Eles vão a empresas de informática ou que trabalham com assistência técnica de celulares, câmeras e afins e se oferecem para receber o chamado lixo tecnológico desses lugares, ao mesmo tempo em que divulgam as atividades que realizam no hackerspace. O material recebido serve para realizar os encontros e as oficinas que contemplam pessoas de diferentes idades e interesses. Todas as atividades são gratuitas. Ao todo, são cerca de 23 integrantes frequentes, sendo que entre 10 e 15 desses participam assiduamente do Minas UP.
Os interesses também são bem variados. A primeira reunião do ano de 2015 foi iniciada com uma confraternização, no qual cada um dos presentes foi perguntado sobre o que gostaria de aprender. Uns querem aprender a fazer jogos, outros querem fazer robô, outros querem automatizar o próprio quarto ou a residência. Ao colocar tudo isso em uma lista, como fizerem, perceberam o caráter misto do Minas UP, o quanto é aberto e o quanto isso enriquece o hackerspace.
O começo de tudo foi uma espécie de teste “para ver se a coisas funcionavam”. Hoje os coordenadores afirmam que está valendo todo o esforço. Eles não fazem muita divulgação, pois estão tentando organizar a infraestrutura para receber mais pessoas e, depois disso, começar a fazer divulgação em rádios e escolas.
A infraestrutura do CDC Minas UP era dispersa em três locais. Atualmente, estão em uma sede provisória, mas bem espaçosa, com 2 mil metros quadrados compartilhados com a Coleta Seletiva, um grande parceiro no trabalho com lixo eletrônico.
As ações continuam desenvolvidas de modo voluntário e sem fins lucrativos, incluindo palestras a alunos de cursos técnicos como Pronatec, IFNMG, estudantes universitários, e para crianças de escolas publicas e de comunidades (por meio de parceria com a Polícia de Meio ambiente e o Codema). De segunda a sexta o espaço fica aberto com as atividades do Projeto Caxinguelê, para recebimento e tratamento de lixo eletrônico e disponível para a comunidade aproveitar e usar o que quiser e fazer seus projetos.

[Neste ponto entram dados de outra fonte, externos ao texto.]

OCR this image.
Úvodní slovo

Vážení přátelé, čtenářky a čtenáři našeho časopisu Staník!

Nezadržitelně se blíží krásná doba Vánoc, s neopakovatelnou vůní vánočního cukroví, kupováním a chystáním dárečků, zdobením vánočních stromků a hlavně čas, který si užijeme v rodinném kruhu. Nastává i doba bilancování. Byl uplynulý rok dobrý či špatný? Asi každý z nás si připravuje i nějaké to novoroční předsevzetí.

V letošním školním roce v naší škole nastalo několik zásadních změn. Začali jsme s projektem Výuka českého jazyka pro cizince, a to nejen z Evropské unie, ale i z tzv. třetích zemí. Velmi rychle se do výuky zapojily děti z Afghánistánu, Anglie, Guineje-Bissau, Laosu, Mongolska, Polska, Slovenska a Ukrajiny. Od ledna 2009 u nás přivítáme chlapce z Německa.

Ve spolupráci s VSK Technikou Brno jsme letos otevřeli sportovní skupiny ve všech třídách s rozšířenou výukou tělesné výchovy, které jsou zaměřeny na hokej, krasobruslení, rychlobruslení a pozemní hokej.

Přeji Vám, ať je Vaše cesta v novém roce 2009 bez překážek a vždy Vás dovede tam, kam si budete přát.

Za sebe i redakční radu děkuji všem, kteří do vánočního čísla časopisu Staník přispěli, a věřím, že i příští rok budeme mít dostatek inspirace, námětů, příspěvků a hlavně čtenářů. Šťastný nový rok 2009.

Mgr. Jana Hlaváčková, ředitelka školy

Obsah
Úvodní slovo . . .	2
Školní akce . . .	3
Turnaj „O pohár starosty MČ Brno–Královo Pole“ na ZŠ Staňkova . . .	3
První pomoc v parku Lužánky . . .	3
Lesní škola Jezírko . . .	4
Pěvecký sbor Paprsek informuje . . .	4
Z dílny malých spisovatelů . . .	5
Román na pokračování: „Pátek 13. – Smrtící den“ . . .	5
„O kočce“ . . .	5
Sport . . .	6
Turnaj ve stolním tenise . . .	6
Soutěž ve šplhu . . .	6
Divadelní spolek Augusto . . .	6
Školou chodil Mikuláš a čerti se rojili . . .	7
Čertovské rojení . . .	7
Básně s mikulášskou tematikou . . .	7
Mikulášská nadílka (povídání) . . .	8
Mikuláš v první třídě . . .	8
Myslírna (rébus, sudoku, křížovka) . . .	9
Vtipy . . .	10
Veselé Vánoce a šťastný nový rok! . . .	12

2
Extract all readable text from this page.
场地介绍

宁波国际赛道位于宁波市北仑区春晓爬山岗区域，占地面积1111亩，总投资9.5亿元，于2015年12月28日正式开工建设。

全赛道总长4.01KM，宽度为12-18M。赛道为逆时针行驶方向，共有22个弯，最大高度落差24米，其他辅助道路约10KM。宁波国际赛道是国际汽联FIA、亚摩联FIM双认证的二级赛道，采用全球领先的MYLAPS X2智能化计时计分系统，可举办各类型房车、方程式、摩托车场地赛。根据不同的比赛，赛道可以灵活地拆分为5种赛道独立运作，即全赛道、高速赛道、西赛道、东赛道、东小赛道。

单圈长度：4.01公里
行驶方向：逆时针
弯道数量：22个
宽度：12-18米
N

O 2º Cintec realizado pelo Minas UP teve como parceiro o IFNMG, que ofereceu um contêiner-laboratório e uma carreta com vários computadores. O contêiner foi colocado na praça principal da cidade de Janaúba. O Instituto abriu um espaço para que o grupo pudesse fazer inscrições para minicursos sobre temas como robótica nas escolas públicas, Arduíno, Scratch e outros temas não relacionados à informática,como saúde financeira, administração.
Thalis, que fora coordenador da área de tecnologias da prefeitura, convidou os técnicos de lá a atuar como voluntários nos minicursos que seriam planejados com base em temas de conhecimento e interesse deles próprios, ou seja, foram convidados a ensinar o que sabiam. Assim foi montada uma lista de cursos que ocorreram na carreta e no contêiner, gratuitamente. A participação da comunidade excedeu as expectativas, às vezes mal cabiam todas as pessoas interessadas. A divulgação do CDC Minas UP foi feita a partir dessas ações, por boca a boca com a comunidade presente nos minicursos.
A turma almeja que a comunidade do hackerspace cresça cada vez mais, compartilhando informações e colaborando com o conhecimento do outro. “Essa é a ideia do Minas UP: eu não sei fazer, mas vou aprendendo e ensinando. O bacana está sendo um ajudar o outro”, reafirma Diego, o tempo todo.